Si è detto poi che il rischio maggiore fosse collegato ad AstraZeneca.

"So che voleva chiedermi se c’è un vaccino meno sicuro. Posso garantirle che le differenze con Pfizer e Moderna sono minime. Il Vitt è un effetto collaterale, perché ora possiamo definirlo e affrontarlo come tale, raro con AstraZeneca, e ancor di più con gli altri vaccini".

Possiamo stimare l’entità potenziale di casi?

"Parliamo di una persona ogni 300-400mila. Un centinaio dunque in Italia. Per le quali ora il pericolo di esiti gravi o addirittura fatali può essere evitato con una diagnosi e una terapia precoce".

Tutto è nato dagli esposti ricevuti dalle procure del sud. C’è un ’paziente zero’?

"Non posso entrare in dettagli, mi limito a dire che si è trattato di una donna di 37 anni. E aggiungo, benedetti procuratori!"

E perché mai?

"Perché dall’anno scorso la ricerca ha avuto grossi limiti, anche a livello ministeriale, per svolgere autopsie in sale sicure e attrezzate come quella del collega Cristoforo Pomara, che fa parte del team. Aver potuto svolgere questi esami, sia pure per motivi forensi, ha portato a precisare rari effetti della vaccinazione, concatenando eventi e identificando sintomi e terapia".

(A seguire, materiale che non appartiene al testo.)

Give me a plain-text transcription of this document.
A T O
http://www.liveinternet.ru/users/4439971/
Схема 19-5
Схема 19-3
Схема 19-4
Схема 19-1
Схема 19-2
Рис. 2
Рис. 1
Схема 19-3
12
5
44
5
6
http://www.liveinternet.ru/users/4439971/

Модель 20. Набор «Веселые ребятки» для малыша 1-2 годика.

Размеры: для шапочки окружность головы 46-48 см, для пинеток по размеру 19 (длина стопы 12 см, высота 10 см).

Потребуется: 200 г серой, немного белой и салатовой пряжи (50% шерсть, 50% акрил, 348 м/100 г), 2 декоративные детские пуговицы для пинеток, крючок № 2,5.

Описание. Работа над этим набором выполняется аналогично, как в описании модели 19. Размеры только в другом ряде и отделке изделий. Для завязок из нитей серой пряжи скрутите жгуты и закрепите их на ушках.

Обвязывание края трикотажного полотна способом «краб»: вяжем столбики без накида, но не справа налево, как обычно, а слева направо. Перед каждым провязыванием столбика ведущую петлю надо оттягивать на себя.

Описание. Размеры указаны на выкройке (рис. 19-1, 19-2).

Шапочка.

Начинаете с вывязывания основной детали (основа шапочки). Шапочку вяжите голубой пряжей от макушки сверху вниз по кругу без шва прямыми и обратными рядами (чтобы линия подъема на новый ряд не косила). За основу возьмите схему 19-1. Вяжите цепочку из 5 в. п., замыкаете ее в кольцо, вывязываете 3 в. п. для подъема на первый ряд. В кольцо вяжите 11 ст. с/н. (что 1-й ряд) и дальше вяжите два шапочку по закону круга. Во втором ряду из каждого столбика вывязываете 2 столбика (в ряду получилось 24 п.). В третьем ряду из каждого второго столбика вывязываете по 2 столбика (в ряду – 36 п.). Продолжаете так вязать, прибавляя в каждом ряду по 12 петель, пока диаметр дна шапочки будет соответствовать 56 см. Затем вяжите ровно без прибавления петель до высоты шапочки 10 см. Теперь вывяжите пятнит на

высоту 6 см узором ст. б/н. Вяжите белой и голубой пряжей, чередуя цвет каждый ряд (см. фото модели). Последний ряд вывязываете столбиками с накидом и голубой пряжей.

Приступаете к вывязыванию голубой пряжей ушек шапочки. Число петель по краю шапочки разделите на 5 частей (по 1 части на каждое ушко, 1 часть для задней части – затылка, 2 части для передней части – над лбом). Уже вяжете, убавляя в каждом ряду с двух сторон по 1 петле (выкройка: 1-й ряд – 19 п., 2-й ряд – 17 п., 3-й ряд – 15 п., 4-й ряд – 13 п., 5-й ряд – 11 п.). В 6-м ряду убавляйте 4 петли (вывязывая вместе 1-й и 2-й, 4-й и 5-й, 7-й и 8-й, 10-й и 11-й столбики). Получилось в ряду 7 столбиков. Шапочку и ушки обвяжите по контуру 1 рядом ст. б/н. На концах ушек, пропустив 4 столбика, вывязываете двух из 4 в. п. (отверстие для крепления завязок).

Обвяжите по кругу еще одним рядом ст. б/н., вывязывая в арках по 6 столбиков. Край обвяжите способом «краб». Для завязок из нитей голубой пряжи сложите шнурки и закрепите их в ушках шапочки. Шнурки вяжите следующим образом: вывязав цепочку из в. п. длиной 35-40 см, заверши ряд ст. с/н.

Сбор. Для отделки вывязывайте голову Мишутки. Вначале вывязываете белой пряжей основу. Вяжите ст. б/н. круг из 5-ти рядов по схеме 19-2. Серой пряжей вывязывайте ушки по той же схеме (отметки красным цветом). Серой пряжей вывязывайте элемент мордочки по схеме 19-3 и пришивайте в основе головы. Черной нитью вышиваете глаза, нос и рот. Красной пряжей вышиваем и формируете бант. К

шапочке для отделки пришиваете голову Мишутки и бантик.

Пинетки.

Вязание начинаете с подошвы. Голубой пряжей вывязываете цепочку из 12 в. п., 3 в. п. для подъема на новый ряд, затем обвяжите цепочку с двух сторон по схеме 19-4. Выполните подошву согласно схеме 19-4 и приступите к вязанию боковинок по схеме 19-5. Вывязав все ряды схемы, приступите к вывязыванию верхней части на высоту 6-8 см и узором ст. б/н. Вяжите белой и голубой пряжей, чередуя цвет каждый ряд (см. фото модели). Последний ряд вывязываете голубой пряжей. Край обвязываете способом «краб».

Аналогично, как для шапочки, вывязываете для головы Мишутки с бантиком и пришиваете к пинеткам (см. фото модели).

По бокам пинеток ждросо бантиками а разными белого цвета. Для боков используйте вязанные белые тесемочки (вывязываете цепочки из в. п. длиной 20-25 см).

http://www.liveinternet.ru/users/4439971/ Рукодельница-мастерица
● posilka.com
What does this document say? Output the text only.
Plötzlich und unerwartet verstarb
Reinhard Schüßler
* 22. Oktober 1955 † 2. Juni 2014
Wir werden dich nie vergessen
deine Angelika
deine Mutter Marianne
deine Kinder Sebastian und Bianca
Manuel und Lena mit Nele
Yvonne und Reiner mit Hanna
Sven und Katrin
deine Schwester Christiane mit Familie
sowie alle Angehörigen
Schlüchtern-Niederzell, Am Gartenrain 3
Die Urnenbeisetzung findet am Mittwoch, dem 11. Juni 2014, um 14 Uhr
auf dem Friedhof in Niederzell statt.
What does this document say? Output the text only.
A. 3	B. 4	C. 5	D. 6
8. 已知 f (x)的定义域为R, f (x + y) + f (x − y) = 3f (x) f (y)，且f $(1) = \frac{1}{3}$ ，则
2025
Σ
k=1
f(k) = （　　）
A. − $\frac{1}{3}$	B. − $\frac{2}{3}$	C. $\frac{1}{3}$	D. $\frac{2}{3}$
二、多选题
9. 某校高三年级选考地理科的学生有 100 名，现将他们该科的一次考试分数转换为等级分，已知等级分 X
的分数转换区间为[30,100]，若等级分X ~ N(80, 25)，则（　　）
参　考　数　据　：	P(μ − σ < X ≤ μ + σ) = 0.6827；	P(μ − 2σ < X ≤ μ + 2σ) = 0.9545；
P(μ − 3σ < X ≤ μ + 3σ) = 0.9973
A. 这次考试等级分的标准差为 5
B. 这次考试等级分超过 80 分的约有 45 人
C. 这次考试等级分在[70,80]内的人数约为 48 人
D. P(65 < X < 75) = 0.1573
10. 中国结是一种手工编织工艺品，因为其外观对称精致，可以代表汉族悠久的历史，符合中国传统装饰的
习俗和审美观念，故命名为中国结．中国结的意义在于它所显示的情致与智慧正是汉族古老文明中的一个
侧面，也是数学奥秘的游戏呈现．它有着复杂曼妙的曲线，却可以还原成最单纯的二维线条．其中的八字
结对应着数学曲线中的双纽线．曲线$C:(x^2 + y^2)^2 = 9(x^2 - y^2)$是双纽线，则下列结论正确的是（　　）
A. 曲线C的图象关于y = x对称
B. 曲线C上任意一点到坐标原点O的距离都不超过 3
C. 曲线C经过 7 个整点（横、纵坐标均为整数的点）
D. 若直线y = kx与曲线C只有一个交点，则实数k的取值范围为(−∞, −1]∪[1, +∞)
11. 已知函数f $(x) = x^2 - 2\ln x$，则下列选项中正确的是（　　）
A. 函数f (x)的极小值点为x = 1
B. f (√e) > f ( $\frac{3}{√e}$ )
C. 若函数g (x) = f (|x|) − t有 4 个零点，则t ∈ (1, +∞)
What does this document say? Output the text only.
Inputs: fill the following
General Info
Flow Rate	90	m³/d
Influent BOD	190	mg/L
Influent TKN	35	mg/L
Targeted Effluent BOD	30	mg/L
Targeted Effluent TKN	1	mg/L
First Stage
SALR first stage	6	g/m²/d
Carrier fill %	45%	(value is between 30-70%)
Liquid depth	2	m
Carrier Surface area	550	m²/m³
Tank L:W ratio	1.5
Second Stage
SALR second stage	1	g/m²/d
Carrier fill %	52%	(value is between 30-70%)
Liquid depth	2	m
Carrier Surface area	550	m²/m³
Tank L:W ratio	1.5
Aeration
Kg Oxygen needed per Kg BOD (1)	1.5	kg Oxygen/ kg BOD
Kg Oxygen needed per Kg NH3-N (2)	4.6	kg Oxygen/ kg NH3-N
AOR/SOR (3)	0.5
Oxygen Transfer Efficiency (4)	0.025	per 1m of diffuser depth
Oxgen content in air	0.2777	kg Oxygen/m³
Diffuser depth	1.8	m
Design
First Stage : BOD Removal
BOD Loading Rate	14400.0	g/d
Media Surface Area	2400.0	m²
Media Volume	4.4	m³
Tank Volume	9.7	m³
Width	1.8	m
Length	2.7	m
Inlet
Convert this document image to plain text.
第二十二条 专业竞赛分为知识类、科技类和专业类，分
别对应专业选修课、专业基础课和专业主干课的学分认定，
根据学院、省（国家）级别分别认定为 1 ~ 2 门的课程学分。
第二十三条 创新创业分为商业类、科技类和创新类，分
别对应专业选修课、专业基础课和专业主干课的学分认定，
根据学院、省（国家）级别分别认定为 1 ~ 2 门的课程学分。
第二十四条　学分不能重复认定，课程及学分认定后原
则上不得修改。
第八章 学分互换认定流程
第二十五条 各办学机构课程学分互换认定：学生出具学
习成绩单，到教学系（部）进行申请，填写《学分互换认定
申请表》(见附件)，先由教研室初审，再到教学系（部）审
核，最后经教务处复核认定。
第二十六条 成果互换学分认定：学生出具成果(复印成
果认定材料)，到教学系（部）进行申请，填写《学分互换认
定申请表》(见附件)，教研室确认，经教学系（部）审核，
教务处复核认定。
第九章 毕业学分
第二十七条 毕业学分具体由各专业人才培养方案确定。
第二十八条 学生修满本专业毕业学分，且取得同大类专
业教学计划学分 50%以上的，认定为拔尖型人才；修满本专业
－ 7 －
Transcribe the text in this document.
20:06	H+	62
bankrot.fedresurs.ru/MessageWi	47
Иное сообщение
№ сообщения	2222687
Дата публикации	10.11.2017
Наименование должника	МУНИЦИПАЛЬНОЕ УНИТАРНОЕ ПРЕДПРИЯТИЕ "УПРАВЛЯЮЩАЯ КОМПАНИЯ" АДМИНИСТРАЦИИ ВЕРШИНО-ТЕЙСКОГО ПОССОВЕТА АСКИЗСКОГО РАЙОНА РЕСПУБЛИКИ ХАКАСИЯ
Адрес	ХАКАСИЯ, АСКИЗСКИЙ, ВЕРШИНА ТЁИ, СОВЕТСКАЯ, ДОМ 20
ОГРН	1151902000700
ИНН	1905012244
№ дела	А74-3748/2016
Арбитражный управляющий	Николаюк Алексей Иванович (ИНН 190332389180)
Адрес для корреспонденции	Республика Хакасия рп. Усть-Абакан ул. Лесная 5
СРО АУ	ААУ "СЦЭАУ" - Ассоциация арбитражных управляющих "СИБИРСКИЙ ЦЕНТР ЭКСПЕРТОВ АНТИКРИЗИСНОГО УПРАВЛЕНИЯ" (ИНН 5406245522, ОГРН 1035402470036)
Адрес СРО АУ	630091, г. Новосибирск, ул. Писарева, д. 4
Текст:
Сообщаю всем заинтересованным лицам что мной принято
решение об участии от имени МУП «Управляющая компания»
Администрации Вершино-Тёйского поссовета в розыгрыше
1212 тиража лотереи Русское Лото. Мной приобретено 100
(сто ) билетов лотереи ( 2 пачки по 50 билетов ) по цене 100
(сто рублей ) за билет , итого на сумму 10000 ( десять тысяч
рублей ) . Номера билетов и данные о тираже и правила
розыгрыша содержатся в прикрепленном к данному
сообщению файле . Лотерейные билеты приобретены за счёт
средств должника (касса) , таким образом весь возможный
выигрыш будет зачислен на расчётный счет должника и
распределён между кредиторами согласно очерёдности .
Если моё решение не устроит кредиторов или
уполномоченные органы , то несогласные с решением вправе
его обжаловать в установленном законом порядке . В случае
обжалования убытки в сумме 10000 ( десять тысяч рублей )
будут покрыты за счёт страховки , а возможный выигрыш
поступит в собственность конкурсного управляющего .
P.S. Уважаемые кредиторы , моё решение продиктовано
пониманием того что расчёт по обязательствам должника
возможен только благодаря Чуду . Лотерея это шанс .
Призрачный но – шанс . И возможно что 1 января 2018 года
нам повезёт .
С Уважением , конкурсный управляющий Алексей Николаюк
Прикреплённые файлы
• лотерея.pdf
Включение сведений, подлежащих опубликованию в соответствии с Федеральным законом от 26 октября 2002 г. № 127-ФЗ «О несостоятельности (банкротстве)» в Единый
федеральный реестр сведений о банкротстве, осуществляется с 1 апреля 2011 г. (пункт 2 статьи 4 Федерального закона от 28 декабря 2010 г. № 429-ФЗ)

Ora ne beneficerà l’intera comunictà scientifica.

"Siamo in contatto con équipe straniere che lavorano sulla stessa strada. Ma ritengo che contribuirà anche al miglioramento, già in atto, dei vaccini"

Ultima cosa, non irrilevante: questo può incidere sulla campagna vaccinale, in qualche modo rallentandola?

"Tutt’altro. Il vaccino è fondamentale, avere ora le armi per gestire un effetto rarissimo ma curabile come il Vitt deve addirittura spingere le persone ad abbandonare paure o false convinzioni".